My first children had to take naps. My last children did not. I still needed an hour's break to rest in. How did I get that rest?
I clearly remember having to take naps as a child when I did not need them. I listened to lawn mowers, flies, buzzing in the screen, a fan humming ... I counted the ceiling tiles a million times, it seemed. I remember thinking how VERY long an hour was. I think I should have been allowed to be playing quietly instead.
So by the time my last children were little, I had developed a way of life that was much easier on me, and on my children. I did not have to wonder if each child was old enough not to need a nap any more. I did not have to answer my child's question "may I come out now?" every five minutes any more.
I babyproofed my babies' rooms very well. Then I put in low toddler beds, put a pillow on the floor for a soft landing, and let the babies out of cribs at about fourteen months old. Every afternoon I put a baby gate on the doorway, and set the timer for an hour. They knew when I put up the gate, and set the timer outside their rooms, that it was "mommy's peace time," and they could not come out, or call to me until it dinged.
None of them ever fussed much about this, as they grew up with it. I always had bottles of juice in their rooms, and containers of crackers or something to eat that wouldn't make too much of a mess. They had lots of toys, and kept busy without a problem, for the most part. Many times they fell asleep, and slept through the dinger.

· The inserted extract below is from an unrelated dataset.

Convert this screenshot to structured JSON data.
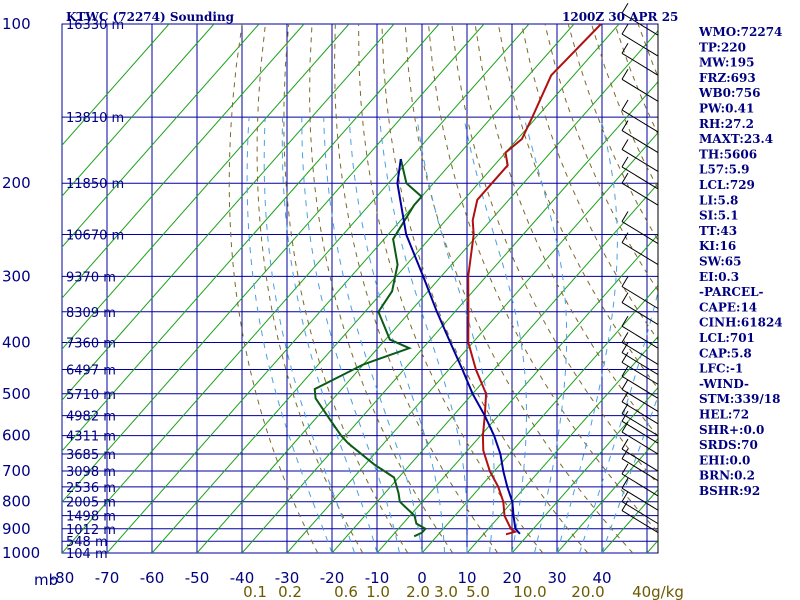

At bedtime it was different. Four little ones less than three years apart, meant wild fun at bedtime if I didn't have a plan. So I put them to bed, kiss, hug and pray with them, then tell them they could not talk any more. I turned on a children's tape of soft hymns. Then I lay down with a pillow outside the two bedroom doors, with the doors open. I lay there and read a book by a nightlight. Every time a child began to say something, I made a sharp "SH!", and no more. It did not take long before they all were asleep.
If I did not do this, they would play, and shriek, and get more and more excited, and as the evening wore on, more and more crabby, and I would not get any peace. After I invented this, I wished I had thought of it for the first children.